About memories – and what they can do for you 

There is a little trick that can be very effective in riding.

It is called visualization. Before your ride, during your ride.

(However, you have to be willing to play along; to search your memory, to look for really good images in your head and to take the time to look more closely.)

It starts very simply:

Remember a moment in the saddle when everything fell into place. Everything was easy. You got it and you suddenly knew: this is how it should be.

How was that? The first time you felt what it means when the horse opens its withers? Or when your horse smoothly jumped a change of leg on a straight line? Or how did that one lesson go when you heard the advice to shift your hand a little bit to the outside? 

When something clicked inside your head and there was a new sensitivity in your riding?

Which moment was that for you? Which was the moment that once delighted you? Search your memory.

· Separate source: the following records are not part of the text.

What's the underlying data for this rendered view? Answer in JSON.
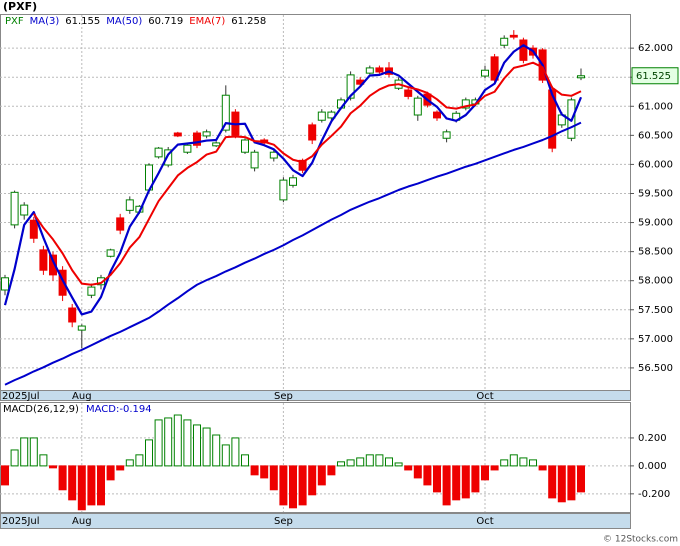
{
  "chart_data": [
    {
      "type": "candlestick",
      "title": "(PXF)",
      "categories": [
        "2025Jul",
        null,
        null,
        null,
        null,
        null,
        null,
        null,
        "Aug",
        null,
        null,
        null,
        null,
        null,
        null,
        null,
        null,
        null,
        null,
        null,
        null,
        null,
        null,
        null,
        null,
        null,
        null,
        null,
        null,
        "Sep",
        null,
        null,
        null,
        null,
        null,
        null,
        null,
        null,
        null,
        null,
        null,
        null,
        null,
        null,
        null,
        null,
        null,
        null,
        null,
        null,
        "Oct",
        null,
        null,
        null,
        null,
        null,
        null,
        null,
        null,
        null,
        null
      ],
      "ylim": [
        56.12,
        62.57
      ],
      "yticks": [
        {
          "value": 56.5,
          "label": "56.500"
        },
        {
          "value": 57,
          "label": "57.000"
        },
        {
          "value": 57.5,
          "label": "57.500"
        },
        {
          "value": 58,
          "label": "58.000"
        },
        {
          "value": 58.5,
          "label": "58.500"
        },
        {
          "value": 59,
          "label": "59.000"
        },
        {
          "value": 59.5,
          "label": "59.500"
        },
        {
          "value": 60,
          "label": "60.000"
        },
        {
          "value": 60.5,
          "label": "60.500"
        },
        {
          "value": 61,
          "label": "61.000"
        },
        {
          "value": 61.5,
          "label": "61.500"
        },
        {
          "value": 62,
          "label": "62.000"
        }
      ],
      "grid": true,
      "candles": {
        "name": "PXF",
        "color": "#008000",
        "down_color": "#ee0000",
        "last_label": "61.525",
        "open": [
          57.84,
          58.96,
          59.13,
          59.04,
          58.53,
          58.44,
          58.18,
          57.53,
          57.15,
          57.75,
          57.93,
          58.42,
          59.08,
          59.21,
          59.18,
          59.56,
          60.13,
          59.99,
          60.54,
          60.21,
          60.54,
          60.49,
          60.32,
          60.59,
          60.9,
          60.21,
          59.94,
          60.42,
          60.11,
          59.39,
          59.64,
          60.07,
          60.68,
          60.76,
          60.8,
          60.97,
          61.14,
          61.45,
          61.57,
          61.66,
          61.66,
          61.31,
          61.28,
          60.85,
          61.21,
          60.9,
          60.45,
          60.76,
          60.97,
          61.04,
          61.52,
          61.85,
          62.05,
          62.22,
          62.14,
          62.0,
          61.97,
          61.28,
          60.68,
          60.45,
          61.49
        ],
        "high": [
          58.1,
          59.55,
          59.35,
          59.1,
          58.6,
          58.5,
          58.25,
          57.6,
          57.25,
          57.95,
          58.1,
          58.55,
          59.15,
          59.45,
          59.3,
          60.02,
          60.3,
          60.3,
          60.56,
          60.36,
          60.58,
          60.6,
          60.4,
          61.36,
          60.95,
          60.45,
          60.25,
          60.45,
          60.25,
          59.78,
          59.82,
          60.1,
          60.72,
          60.95,
          60.93,
          61.15,
          61.6,
          61.5,
          61.7,
          61.7,
          61.76,
          61.5,
          61.32,
          61.18,
          61.25,
          60.93,
          60.6,
          60.92,
          61.15,
          61.15,
          61.7,
          61.9,
          62.22,
          62.31,
          62.18,
          62.05,
          62.0,
          61.35,
          60.9,
          61.15,
          61.65
        ],
        "low": [
          57.75,
          58.9,
          59.05,
          58.65,
          58.1,
          58.0,
          57.65,
          57.2,
          56.84,
          57.7,
          57.85,
          58.4,
          58.8,
          59.15,
          59.15,
          59.5,
          60.1,
          59.95,
          60.47,
          60.18,
          60.28,
          60.45,
          60.3,
          60.55,
          60.45,
          60.18,
          59.88,
          60.33,
          60.05,
          59.35,
          59.6,
          59.85,
          60.35,
          60.72,
          60.75,
          60.94,
          61.1,
          61.35,
          61.55,
          61.56,
          61.5,
          61.28,
          61.12,
          60.75,
          60.98,
          60.75,
          60.38,
          60.72,
          60.93,
          61.0,
          61.48,
          61.4,
          62.0,
          62.15,
          61.74,
          61.82,
          61.4,
          60.21,
          60.63,
          60.4,
          61.45
        ],
        "close": [
          58.05,
          59.52,
          59.3,
          58.73,
          58.18,
          58.1,
          57.75,
          57.29,
          57.22,
          57.89,
          58.05,
          58.53,
          58.87,
          59.39,
          59.28,
          59.99,
          60.28,
          60.25,
          60.49,
          60.33,
          60.33,
          60.56,
          60.37,
          61.19,
          60.5,
          60.42,
          60.21,
          60.37,
          60.21,
          59.73,
          59.77,
          59.9,
          60.42,
          60.9,
          60.9,
          61.11,
          61.54,
          61.38,
          61.66,
          61.59,
          61.55,
          61.45,
          61.17,
          61.14,
          61.02,
          60.8,
          60.56,
          60.88,
          61.11,
          61.11,
          61.62,
          61.45,
          62.17,
          62.19,
          61.79,
          61.88,
          61.45,
          60.28,
          60.85,
          61.11,
          61.525
        ]
      },
      "series": [
        {
          "name": "MA(3)",
          "color": "#0000cc",
          "last_label": "61.155",
          "values": [
            57.58,
            58.2,
            58.96,
            59.18,
            58.74,
            58.34,
            58.01,
            57.71,
            57.42,
            57.47,
            57.72,
            58.16,
            58.48,
            58.93,
            59.18,
            59.55,
            59.85,
            60.17,
            60.34,
            60.36,
            60.38,
            60.41,
            60.42,
            60.71,
            60.69,
            60.7,
            60.38,
            60.33,
            60.26,
            60.1,
            59.9,
            59.8,
            60.03,
            60.41,
            60.74,
            60.97,
            61.18,
            61.34,
            61.53,
            61.54,
            61.6,
            61.53,
            61.39,
            61.25,
            61.11,
            60.99,
            60.79,
            60.75,
            60.85,
            61.03,
            61.28,
            61.39,
            61.75,
            61.94,
            62.05,
            61.95,
            61.71,
            61.2,
            60.86,
            60.75,
            61.155
          ]
        },
        {
          "name": "MA(50)",
          "color": "#0000cc",
          "last_label": "60.719",
          "values": [
            56.21,
            56.29,
            56.36,
            56.44,
            56.51,
            56.59,
            56.66,
            56.74,
            56.81,
            56.89,
            56.97,
            57.05,
            57.12,
            57.2,
            57.28,
            57.36,
            57.47,
            57.59,
            57.7,
            57.82,
            57.93,
            58.01,
            58.08,
            58.16,
            58.23,
            58.31,
            58.38,
            58.46,
            58.53,
            58.61,
            58.7,
            58.78,
            58.87,
            58.96,
            59.05,
            59.13,
            59.22,
            59.29,
            59.36,
            59.42,
            59.49,
            59.56,
            59.62,
            59.67,
            59.73,
            59.79,
            59.84,
            59.9,
            59.96,
            60.01,
            60.07,
            60.13,
            60.19,
            60.25,
            60.3,
            60.36,
            60.42,
            60.49,
            60.57,
            60.64,
            60.719
          ]
        },
        {
          "name": "EMA(7)",
          "color": "#ee0000",
          "last_label": "61.258",
          "values": [
            null,
            null,
            null,
            59.15,
            58.91,
            58.71,
            58.47,
            58.18,
            57.95,
            57.93,
            57.96,
            58.1,
            58.3,
            58.57,
            58.75,
            59.06,
            59.37,
            59.59,
            59.81,
            59.94,
            60.04,
            60.17,
            60.22,
            60.47,
            60.48,
            60.47,
            60.4,
            60.39,
            60.34,
            60.19,
            60.08,
            60.04,
            60.14,
            60.34,
            60.49,
            60.65,
            60.88,
            61.01,
            61.18,
            61.29,
            61.36,
            61.38,
            61.33,
            61.29,
            61.23,
            61.12,
            60.98,
            60.96,
            61.0,
            61.03,
            61.18,
            61.25,
            61.48,
            61.66,
            61.7,
            61.75,
            61.67,
            61.32,
            61.2,
            61.18,
            61.258
          ]
        }
      ]
    },
    {
      "type": "bar",
      "title": "MACD(26,12,9)",
      "subtitle": "MACD:-0.194",
      "categories": [
        "2025Jul",
        null,
        null,
        null,
        null,
        null,
        null,
        null,
        "Aug",
        null,
        null,
        null,
        null,
        null,
        null,
        null,
        null,
        null,
        null,
        null,
        null,
        null,
        null,
        null,
        null,
        null,
        null,
        null,
        null,
        "Sep",
        null,
        null,
        null,
        null,
        null,
        null,
        null,
        null,
        null,
        null,
        null,
        null,
        null,
        null,
        null,
        null,
        null,
        null,
        null,
        null,
        "Oct",
        null,
        null,
        null,
        null,
        null,
        null,
        null,
        null,
        null,
        null
      ],
      "ylim": [
        -0.33,
        0.45
      ],
      "yticks": [
        {
          "value": -0.2,
          "label": "-0.200"
        },
        {
          "value": 0,
          "label": "0.000"
        },
        {
          "value": 0.2,
          "label": "0.200"
        }
      ],
      "grid": true,
      "color": "#008000",
      "negative_color": "#ee0000",
      "values": [
        -0.136,
        0.114,
        0.2,
        0.2,
        0.079,
        -0.014,
        -0.171,
        -0.243,
        -0.314,
        -0.279,
        -0.279,
        -0.1,
        -0.029,
        0.043,
        0.079,
        0.186,
        0.329,
        0.343,
        0.364,
        0.329,
        0.293,
        0.271,
        0.221,
        0.15,
        0.2,
        0.079,
        -0.064,
        -0.086,
        -0.171,
        -0.279,
        -0.3,
        -0.279,
        -0.207,
        -0.136,
        -0.064,
        0.029,
        0.043,
        0.057,
        0.079,
        0.079,
        0.057,
        0.021,
        -0.029,
        -0.086,
        -0.136,
        -0.186,
        -0.279,
        -0.243,
        -0.229,
        -0.186,
        -0.1,
        -0.029,
        0.043,
        0.079,
        0.057,
        0.043,
        -0.029,
        -0.229,
        -0.257,
        -0.243,
        -0.186
      ]
    }
  ],
  "footer": "© 12Stocks.com"
}
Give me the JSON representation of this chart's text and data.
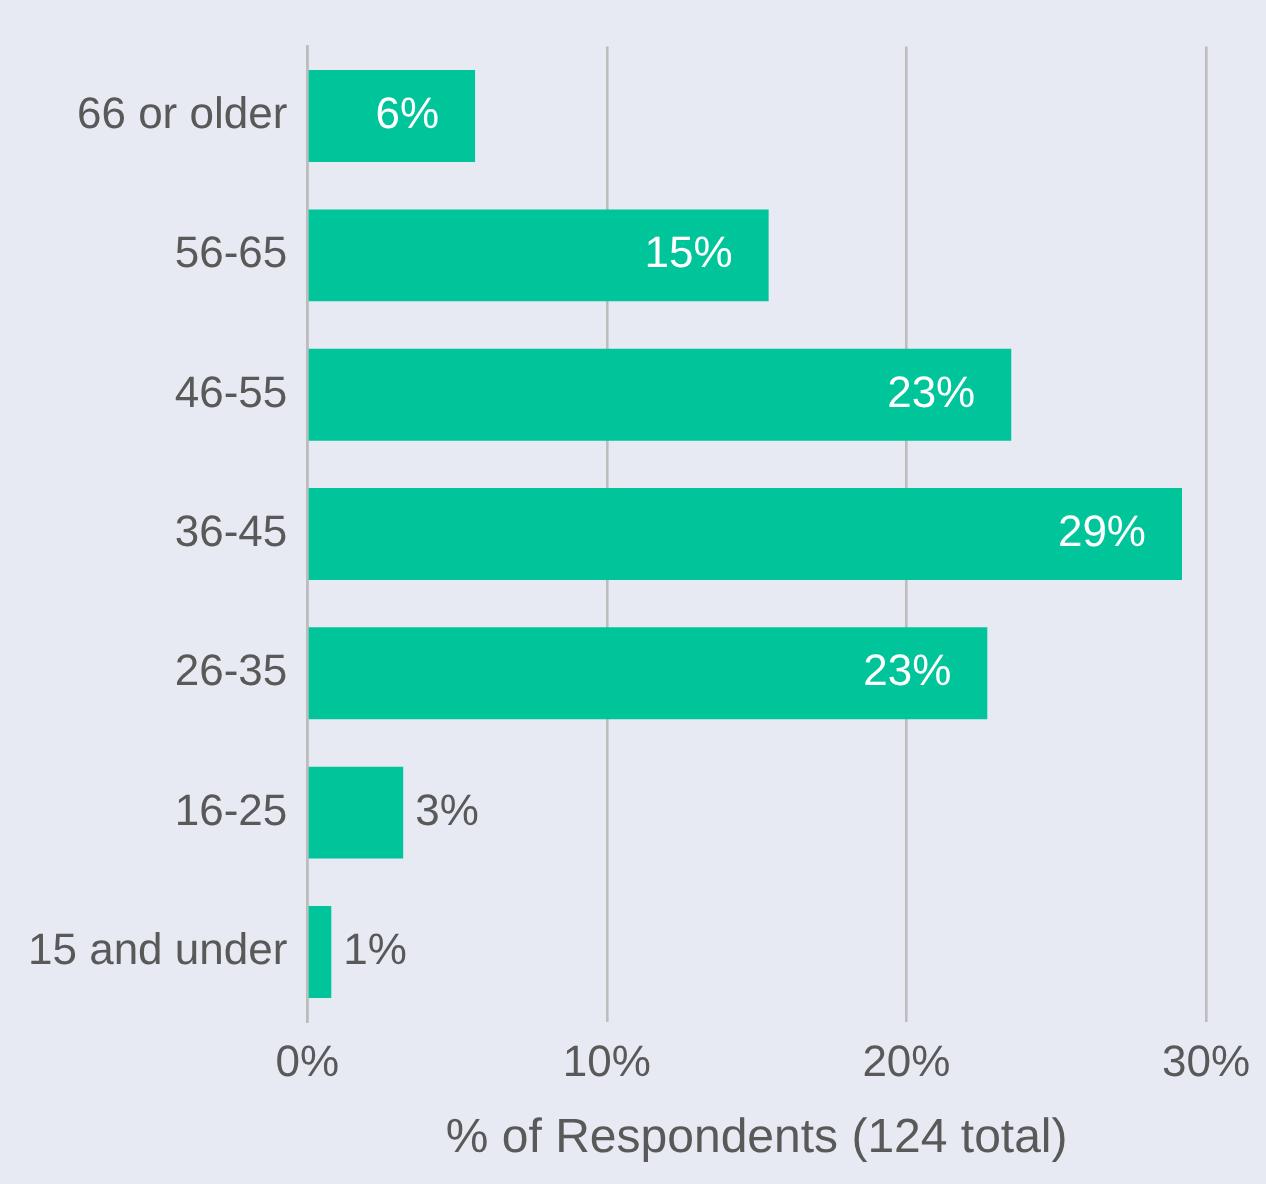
{
  "chart_data": {
    "type": "bar",
    "orientation": "horizontal",
    "xlabel": "% of Respondents (124 total)",
    "categories": [
      "66 or older",
      "56-65",
      "46-55",
      "36-45",
      "26-35",
      "16-25",
      "15 and under"
    ],
    "values": [
      5.6,
      15.4,
      23.5,
      29.2,
      22.7,
      3.2,
      0.8
    ],
    "value_labels": [
      "6%",
      "15%",
      "23%",
      "29%",
      "23%",
      "3%",
      "1%"
    ],
    "color": "#00c49a",
    "xlim": [
      0,
      30
    ],
    "xticks": [
      {
        "value": 0,
        "label": "0%"
      },
      {
        "value": 10,
        "label": "10%"
      },
      {
        "value": 20,
        "label": "20%"
      },
      {
        "value": 30,
        "label": "30%"
      }
    ],
    "grid": "x",
    "legend": false
  }
}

Try to create an exact picture of every second inside your head once again.

Follow that feeling. Close your eyes and dive into it once more. Really sense it. The first smooth change of leg – what exactly was that like? You cantered through this corner, waited for the second track and changed it, gave the new command to canter, pressed the new inner hip forward – and tadaa! There it was.

Take exactly those personal highlights with you today. Once you arrive at the stable pause for a minute. Bring up that feeling. When you get into the saddle and start to walk switch on your inner slow-mo function. What exactly was that like? And then just ride. Without expecting anything from yourself or your horse. Find out what the image can do for you.